India was Israel’s largest arms client in 2017, paying £530m for Israeli air defence, radar systems and ammunition, including air-to-ground missiles – most of them tested during Israel’s military offensives against Palestinians and targets in Syria.
Israel itself is trying to explain away its continued sales of tanks, weapons and boats to the Myanmar military dictatorship – while western nations impose sanctions on the government which has attempted to destroy its minority and largely Muslim Rohingya people. But Israel’s arms trade with India is legal, above-board and much advertised by both sides.
The Israelis have filmed joint exercises between their own “special commando” units and those sent by India to be trained in the Negev desert, again with all the expertise supposedly learned by Israel in Gaza and other civilian-thronged battlefronts.
At least 16 Indian “Garud” commandos – part of a 45-strong Indian military delegation – were for a time based at the Nevatim and Palmachim air bases in Israel. In his first visit to India last year – preceded by a trip to Israel by nationalist Indian prime minister Narendra Modi, Israeli PM Benjamin Netanyahu recalled the 2008 Islamist attacks on Mumbai in which almost 170 civilians were killed. “Indians and Israelis know too well the pain of terrorist attacks,” he told Modi. “We remember the horrific savagery of Mumbai. We grit our teeth, we fight back, we never give in.” This was also BJP-speak.
Several Indian commentators, however, have warned that right-wing Zionism and right-wing nationalism under Modi should not become the foundation stone of the relationship between the two countries, both of which – in rather different ways – fought the British empire.
Brussels researcher Shairee Malhotra, whose work has appeared in the Israeli newspaper Haaretz, has pointed out that India has the world’s third largest Muslim population after Indonesia and Pakistan – upward of 180 million people. “The India-Israel relationship is also commonly being framed in terms of a natural convergence of ideas between their ruling BJP and Likud parties,” she wrote last year.
Hindu nationalists had constructed “a narrative of Hindus as historically victims at the hands of Muslims”, an attractive idea to those Hindus who recall partition and the continuing turbulent relationship with Pakistan.
In fact, as Malhotra pointed out in Haaretz, “Israel’s biggest fans in India appear to be the ‘internet Hindus’ who primarily love Israel for how it deals with Palestine and fights Muslims.”
Malhotra has condemned Carleton University professor Vivek Dehejia for demanding a “tripartite” alliance between India, Israel and the US – since they have all suffered “from the scourge of Islamic terrorism”.

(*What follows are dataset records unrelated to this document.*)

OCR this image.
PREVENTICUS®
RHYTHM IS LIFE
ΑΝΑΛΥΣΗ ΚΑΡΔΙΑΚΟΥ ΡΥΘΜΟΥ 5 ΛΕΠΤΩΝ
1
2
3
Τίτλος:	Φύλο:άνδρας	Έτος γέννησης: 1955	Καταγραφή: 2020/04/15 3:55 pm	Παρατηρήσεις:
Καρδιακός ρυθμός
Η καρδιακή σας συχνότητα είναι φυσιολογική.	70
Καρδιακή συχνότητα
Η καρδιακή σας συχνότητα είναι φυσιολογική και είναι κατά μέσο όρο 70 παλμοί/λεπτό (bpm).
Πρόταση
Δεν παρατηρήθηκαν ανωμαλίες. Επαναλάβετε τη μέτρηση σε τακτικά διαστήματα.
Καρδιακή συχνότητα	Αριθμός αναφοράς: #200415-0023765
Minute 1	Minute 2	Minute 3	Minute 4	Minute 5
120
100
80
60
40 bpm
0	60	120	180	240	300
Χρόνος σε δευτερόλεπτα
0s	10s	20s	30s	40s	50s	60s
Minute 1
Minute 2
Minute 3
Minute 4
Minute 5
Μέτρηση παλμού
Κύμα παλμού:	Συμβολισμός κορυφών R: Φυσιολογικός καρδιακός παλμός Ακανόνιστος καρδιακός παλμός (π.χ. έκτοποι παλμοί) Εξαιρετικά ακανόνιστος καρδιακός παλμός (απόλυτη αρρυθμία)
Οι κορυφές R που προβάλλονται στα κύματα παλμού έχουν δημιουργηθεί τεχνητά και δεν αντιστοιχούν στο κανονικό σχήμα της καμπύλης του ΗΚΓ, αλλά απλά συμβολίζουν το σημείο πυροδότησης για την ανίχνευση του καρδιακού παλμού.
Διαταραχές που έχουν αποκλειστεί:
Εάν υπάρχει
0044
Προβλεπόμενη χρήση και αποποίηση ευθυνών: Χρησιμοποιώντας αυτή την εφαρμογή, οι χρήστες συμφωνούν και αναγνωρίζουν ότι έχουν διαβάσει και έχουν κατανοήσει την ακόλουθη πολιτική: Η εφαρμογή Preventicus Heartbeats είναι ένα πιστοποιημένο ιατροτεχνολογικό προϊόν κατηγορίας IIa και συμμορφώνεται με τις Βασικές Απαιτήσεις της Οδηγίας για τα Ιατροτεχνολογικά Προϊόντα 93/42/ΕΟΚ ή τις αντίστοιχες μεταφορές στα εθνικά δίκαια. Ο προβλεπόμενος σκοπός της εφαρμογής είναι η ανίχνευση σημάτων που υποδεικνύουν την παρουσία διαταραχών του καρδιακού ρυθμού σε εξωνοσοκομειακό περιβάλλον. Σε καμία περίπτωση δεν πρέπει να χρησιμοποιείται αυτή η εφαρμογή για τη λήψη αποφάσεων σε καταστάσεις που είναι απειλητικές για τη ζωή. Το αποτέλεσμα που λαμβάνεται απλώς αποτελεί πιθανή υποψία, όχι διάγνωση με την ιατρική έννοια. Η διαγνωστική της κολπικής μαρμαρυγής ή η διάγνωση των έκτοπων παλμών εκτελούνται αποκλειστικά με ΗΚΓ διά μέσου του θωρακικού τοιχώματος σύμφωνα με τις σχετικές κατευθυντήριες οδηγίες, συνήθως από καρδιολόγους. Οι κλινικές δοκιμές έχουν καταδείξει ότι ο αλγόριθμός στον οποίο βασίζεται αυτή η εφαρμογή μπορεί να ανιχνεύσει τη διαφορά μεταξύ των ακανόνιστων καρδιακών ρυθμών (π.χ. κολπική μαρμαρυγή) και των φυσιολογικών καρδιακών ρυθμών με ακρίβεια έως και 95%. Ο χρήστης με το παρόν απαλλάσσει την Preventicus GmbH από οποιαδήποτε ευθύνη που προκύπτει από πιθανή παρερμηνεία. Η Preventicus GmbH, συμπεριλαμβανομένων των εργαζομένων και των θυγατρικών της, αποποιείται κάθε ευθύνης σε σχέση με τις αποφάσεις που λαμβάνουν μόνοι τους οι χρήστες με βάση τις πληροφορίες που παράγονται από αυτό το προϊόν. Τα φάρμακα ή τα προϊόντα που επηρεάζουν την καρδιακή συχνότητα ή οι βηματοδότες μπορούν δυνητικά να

In fact, by the end of 2016, only 23 men from India had left to fight for Isis in the Arab world, although Belgium, with a population of only half a million Muslims, produced nearly 500 fighters.
Malhotra’s argument is that the Indian-Israeli relationship should be pragmatic rather than ideological.
But it is difficult to see how Zionist nationalism will not leach into Hindu nationalism when Israel is supplying so many weapons to India – the latest of which India, which has enjoyed diplomatic relations with Israel since 1992, has already used against Islamists inside Pakistan.
Signing up to the “war on terror” – especially “Islamist terror” – may seem natural for two states built on colonial partition whose security is threatened by Muslim neighbours.
In both cases, their struggle is over the right to own or occupy territory. Israel, India and Pakistan all possess nuclear weapons. Another good reason not to let Palestine and Kashmir get tangled up together. And to leave India’s 180 million Muslims alone.